The clinical use of prostacyclin is associated with the synthesis of its stable analogues, which have different pharmacokinetic but similar pharmacodynamic properties. The greatest experience has been accumulated in the use of epoprostenol. Beraprost is the first stable analogue of prostacyclin for oral administration. In our country, only prostaglandin E1 - alprostadil (vasaprostan) is used from the group of prostanoids for the treatment of patients with pulmonary arterial hypertension.
Endothelin-1 is a peptide produced primarily by endothelial cells that has potent vasoconstrictor and mitogenic properties on smooth muscle cells. Endothelin-1 causes pulmonary and systemic vasoconstriction by acting on smooth muscle cells, causing their spasm and wall hypertrophy, and has a negative inotropic effect. Bosentan is the first drug from the class of endothelin receptor antagonists that has been shown in randomized trials in patients with pulmonary hypertension to improve exercise tolerance, functional class, hemodynamic, and echocardiographic parameters. Bosentan is the drug of choice for patients with pulmonary hypertension and prostanoid intolerance. The drug is recommended for the treatment of patients with FC III and IV PAH in the USA and Canada. In Europe, it is only recommended for patients with FC III and PAH associated with SSc without significant pulmonary fibrosis.
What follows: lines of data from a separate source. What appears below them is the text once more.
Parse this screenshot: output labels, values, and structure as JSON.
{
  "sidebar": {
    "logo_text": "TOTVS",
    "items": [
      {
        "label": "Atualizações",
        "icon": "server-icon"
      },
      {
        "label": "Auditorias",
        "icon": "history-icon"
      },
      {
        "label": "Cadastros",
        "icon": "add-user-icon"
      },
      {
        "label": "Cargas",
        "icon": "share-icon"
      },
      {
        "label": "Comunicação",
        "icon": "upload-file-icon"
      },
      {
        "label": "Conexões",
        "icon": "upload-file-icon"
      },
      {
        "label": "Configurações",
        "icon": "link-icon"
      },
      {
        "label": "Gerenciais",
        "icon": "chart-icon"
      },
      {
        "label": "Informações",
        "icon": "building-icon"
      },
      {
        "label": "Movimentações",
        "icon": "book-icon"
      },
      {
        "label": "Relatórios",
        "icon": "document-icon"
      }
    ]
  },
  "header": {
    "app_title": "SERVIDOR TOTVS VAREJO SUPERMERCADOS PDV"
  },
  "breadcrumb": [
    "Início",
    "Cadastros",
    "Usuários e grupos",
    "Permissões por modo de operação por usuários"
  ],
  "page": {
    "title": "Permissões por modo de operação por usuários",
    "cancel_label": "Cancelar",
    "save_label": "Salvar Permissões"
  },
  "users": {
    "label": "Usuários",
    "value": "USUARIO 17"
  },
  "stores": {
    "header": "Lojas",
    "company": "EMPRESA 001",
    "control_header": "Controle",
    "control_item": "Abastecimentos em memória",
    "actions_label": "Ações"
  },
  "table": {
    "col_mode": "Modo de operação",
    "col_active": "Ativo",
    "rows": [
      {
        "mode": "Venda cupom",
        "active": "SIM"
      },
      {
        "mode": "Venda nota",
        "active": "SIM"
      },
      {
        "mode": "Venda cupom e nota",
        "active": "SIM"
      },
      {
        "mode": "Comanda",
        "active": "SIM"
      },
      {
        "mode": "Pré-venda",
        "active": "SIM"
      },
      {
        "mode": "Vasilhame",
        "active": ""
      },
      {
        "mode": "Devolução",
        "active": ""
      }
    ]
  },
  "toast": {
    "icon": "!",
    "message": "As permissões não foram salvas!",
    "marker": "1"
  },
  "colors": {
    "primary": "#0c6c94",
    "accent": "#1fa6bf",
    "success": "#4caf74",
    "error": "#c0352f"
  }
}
Sildenafil is a potent, selective orally administered cGMP phosphodiesterase-5 inhibitor. Its effect is due to the accumulation of intracellular pGMP, which leads to relaxation and suppression of smooth muscle cell proliferation. Beneficial effects of sildenafil have been demonstrated in patients with pulmonary arterial hypertension associated with SSc. Treatment of systemic sclerosis with sildenafil should be considered in patients with pulmonary hypertension in whom other drug treatments are ineffective.